Log contains	Root cause	Fix
`SQL write operations are forbidden (writes are blocked, do you need to upgrade your plan?)`	Turso write-quota exhausted	Enable overages or upgrade plan in app.turso.tech — then redeploy
`PROVARA_MASTER_KEY is required`	Env var was removed or emptied on Railway	Restore the env var, redeploy
`Error: listen EADDRINUSE`	Port collision (shouldn't happen on Railway, but can happen mid-rollout)	Redeploy — it'll grab a fresh container
`Cannot find module` / `Error: Could not resolve`	Bad build (usually a missing dep in `package.json`)	Look at the most recent merged PR; roll it back if you can't fix forward in <5 min

Once fixed, redeploy:

railway redeploy --service provara-gateway --environment production

2.2 Gateway stuck deploying

Look at the build log in the Railway dashboard. A hanging npm ci usually means a registry outage; wait 10 min and retry.
If a test is running as part of CI and hanging: kill the deploy in the dashboard and check the failing test locally first.
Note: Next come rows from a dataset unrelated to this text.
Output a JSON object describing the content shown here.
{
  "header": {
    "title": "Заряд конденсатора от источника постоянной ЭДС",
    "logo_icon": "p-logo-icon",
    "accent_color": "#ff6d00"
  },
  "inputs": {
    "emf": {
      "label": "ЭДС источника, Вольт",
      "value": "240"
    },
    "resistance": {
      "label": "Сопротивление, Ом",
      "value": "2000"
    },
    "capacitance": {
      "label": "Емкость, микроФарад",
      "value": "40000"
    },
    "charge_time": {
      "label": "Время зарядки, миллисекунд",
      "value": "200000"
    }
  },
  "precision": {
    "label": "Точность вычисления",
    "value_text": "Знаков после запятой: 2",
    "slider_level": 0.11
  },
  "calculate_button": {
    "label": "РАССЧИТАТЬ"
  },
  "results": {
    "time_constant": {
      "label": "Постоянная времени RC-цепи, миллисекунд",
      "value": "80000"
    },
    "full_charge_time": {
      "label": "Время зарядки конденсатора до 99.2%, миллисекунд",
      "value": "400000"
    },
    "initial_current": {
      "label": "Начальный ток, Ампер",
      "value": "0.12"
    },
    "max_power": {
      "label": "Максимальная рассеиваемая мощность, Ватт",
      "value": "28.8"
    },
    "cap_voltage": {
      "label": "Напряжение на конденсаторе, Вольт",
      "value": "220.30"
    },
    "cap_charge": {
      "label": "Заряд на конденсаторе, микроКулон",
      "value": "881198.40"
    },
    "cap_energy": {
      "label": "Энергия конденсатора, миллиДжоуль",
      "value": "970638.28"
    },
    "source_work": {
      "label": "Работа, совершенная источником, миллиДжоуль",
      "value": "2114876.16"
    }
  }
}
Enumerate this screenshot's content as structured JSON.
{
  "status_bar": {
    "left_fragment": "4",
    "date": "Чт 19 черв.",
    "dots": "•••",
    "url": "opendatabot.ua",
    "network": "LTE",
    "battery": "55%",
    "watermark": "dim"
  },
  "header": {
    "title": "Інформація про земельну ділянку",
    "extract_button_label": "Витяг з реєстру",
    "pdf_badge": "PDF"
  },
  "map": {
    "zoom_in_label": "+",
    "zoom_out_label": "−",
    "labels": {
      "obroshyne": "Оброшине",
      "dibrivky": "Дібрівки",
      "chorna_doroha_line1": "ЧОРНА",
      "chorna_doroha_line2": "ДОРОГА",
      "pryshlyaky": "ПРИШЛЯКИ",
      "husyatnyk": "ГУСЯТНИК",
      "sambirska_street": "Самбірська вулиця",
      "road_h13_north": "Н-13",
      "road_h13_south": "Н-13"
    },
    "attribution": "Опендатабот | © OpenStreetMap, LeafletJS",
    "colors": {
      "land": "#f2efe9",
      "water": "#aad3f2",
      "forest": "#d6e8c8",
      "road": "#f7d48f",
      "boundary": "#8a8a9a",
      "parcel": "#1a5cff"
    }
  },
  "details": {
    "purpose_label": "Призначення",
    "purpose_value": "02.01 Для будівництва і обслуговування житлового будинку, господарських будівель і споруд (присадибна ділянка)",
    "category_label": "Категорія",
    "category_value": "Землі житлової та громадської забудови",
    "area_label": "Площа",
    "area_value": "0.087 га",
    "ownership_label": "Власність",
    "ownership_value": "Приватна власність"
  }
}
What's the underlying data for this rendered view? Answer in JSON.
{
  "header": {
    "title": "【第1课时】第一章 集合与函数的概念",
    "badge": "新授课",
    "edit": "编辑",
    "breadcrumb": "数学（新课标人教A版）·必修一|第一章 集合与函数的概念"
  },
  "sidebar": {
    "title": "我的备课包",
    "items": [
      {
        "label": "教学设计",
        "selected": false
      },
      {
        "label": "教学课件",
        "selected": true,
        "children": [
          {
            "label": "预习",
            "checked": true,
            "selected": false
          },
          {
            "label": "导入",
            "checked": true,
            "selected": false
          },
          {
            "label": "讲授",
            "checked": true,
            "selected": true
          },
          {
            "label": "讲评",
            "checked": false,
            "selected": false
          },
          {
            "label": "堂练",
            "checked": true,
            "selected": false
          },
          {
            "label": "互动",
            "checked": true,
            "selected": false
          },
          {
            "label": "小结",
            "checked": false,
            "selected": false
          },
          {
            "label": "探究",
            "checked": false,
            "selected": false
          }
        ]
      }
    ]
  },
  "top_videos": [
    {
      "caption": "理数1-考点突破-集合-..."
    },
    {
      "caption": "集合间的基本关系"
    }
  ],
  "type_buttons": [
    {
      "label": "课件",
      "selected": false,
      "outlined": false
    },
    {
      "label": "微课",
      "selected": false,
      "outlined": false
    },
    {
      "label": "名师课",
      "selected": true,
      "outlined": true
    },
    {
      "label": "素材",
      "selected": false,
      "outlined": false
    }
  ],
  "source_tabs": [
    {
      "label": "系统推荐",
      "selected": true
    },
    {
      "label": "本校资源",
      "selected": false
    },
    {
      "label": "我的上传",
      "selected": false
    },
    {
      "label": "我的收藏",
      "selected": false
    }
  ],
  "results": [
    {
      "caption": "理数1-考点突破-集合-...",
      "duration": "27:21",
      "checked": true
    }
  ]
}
2.3 Gateway serving 5xx but process looks healthy

railway logs --service provara-gateway | tail -100

Look for:

Repeated LibsqlError — DB is down or blocked. Check Turso status page + quota.
Repeated [provider] ... failed — an upstream provider is down. Router's fallback should handle it; if it isn't, check whether all candidate providers for a common cell are down at once.
Memory leak — rare, but a slow RAM climb over hours can cause OOM restarts. Railway shows restart count; if >5 in the last hour, restart manually and open an issue.

3. Full platform outage

If both the gateway and dashboard are down, check upstream providers first:

Turso status — if their API is down, nothing we write or read works
Railway status — deploys and serves everything
Vercel status — not currently used for web, but OAuth redirect URLs can traverse their CDN
Resend status — email-only, doesn't affect gateway availability but blocks new signups

If everything upstream is green and we're still fully down, it's probably a Railway networking issue with our project specifically — open a Railway support ticket with the project + deployment IDs from railway status --json.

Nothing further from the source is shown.